SAINT LOUIS, MO.-
For the first time in over 30 years, The Saint Louis Art Museum
, The Nelson-Atkins Museum of Art, and The Cleveland Museum of Art have collaborated to reunite the three panels of Agapanthus as the artist himself intended.
The Agapanthus triptych was inspired by Monet's pond in his famed garden at Giverny, just west of Paris. Monet himself gave the title Agapanthus to the 42 foot triptych after the plant (also known as "African lily" or "Lily of the Nile"). His large-scale water-lily compositions represent the culminating achievement of his career, and were described by the artist as his Grand Decorations.
Monet began work on these three massive canvases, each measuring approximately 7 feet by 14 feet, in about 1915, and continued to rework and obsessively change the composition of the triptych until his death more than 10 years later.

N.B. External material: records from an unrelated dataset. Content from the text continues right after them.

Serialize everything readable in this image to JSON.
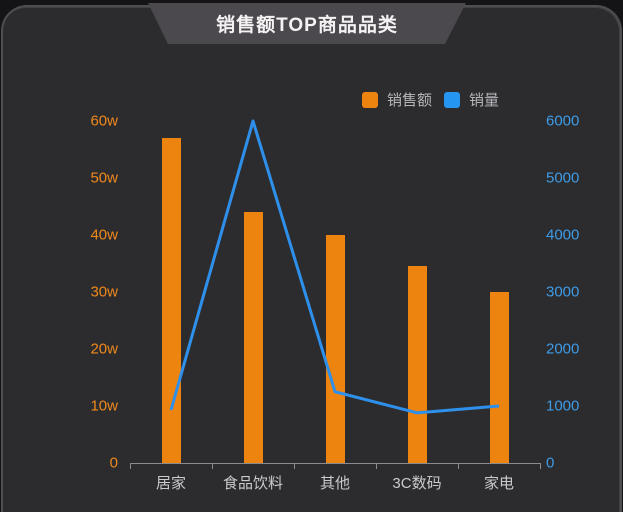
{
  "header": {
    "title": "销售额TOP商品品类"
  },
  "legend": {
    "items": [
      {
        "label": "销售额",
        "color": "#ee8410",
        "series_type": "bar"
      },
      {
        "label": "销量",
        "color": "#2496f2",
        "series_type": "line"
      }
    ]
  },
  "chart_data": {
    "type": "bar+line",
    "title": "销售额TOP商品品类",
    "categories": [
      "居家",
      "食品饮料",
      "其他",
      "3C数码",
      "家电"
    ],
    "series": [
      {
        "name": "销售额",
        "type": "bar",
        "yaxis": "left",
        "unit": "w",
        "values": [
          57,
          44,
          40,
          34.5,
          30
        ],
        "color": "#ee8410"
      },
      {
        "name": "销量",
        "type": "line",
        "yaxis": "right",
        "values": [
          930,
          6000,
          1250,
          880,
          1000
        ],
        "color": "#2e90ea"
      }
    ],
    "left_axis": {
      "min": 0,
      "max": 60,
      "ticks": [
        "0",
        "10w",
        "20w",
        "30w",
        "40w",
        "50w",
        "60w"
      ],
      "label_color": "#f0891b"
    },
    "right_axis": {
      "min": 0,
      "max": 6000,
      "ticks": [
        "0",
        "1000",
        "2000",
        "3000",
        "4000",
        "5000",
        "6000"
      ],
      "label_color": "#3e9be6"
    },
    "grid": false,
    "legend_position": "top-right",
    "x_label_color": "#cbcbcf",
    "axis_line_color": "#8b8b8f"
  }
}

After Monet's death, the three panels of Agapanthus remained in Monet's studio until the mid-1950s when they were acquired by the New York dealer Knoedler and Company and first exhibited in the United States in 1956. The three compositions were acquired by The Cleveland Museum of Art, the Saint Louis Art Museum, and The Nelson-Atkins Museum of Art in Kansas City between 1956 and 1960. There are only two Monet triptychs in the United States; the other is in New York's Museum of Modern Art.
The three sections were first reunited in the 1978 exhibition, Monet's Years at Giverny: Beyond Impressionism, sponsored and exhibited by the Saint Louis Art Museum and the Metropolitan Museum of Art.
The three canvases were joined together again at the Saint Louis Art Museum in a 1980 exhibition cosponsored by the three holding institutions.
In St. Louis, Monet's Water Lilies includes two large-scale oil studies for the Agapanthus triptych, on loan from the Musée Marmottan Monet in Paris and reunited with the triptych for the first time. The Agapanthus, 19141917, and Water Lilies, Harmony in Blue, 19141917, are studies for the right and left panels of the triptych, providing important insight into Monet's working methods.
With a total of eight paintings, the St. Louis presentation of Monet's Water Lilies is curated by Simon Kelly, curator of modern and contemporary art, and will also showcase two works from a private St. Louis collection. Wisteria Numbers 1 and 2 was intended by Monet to be part of the initial installation for his triptychs in a planned (but never realized) pavilion in the garden of what is now the Musée Rodin in France. The other private collection loan, Water Lilies, was included along with Agapanthus in the 1956 exhibit of Monet's work at the Knoedler Gallery in New York.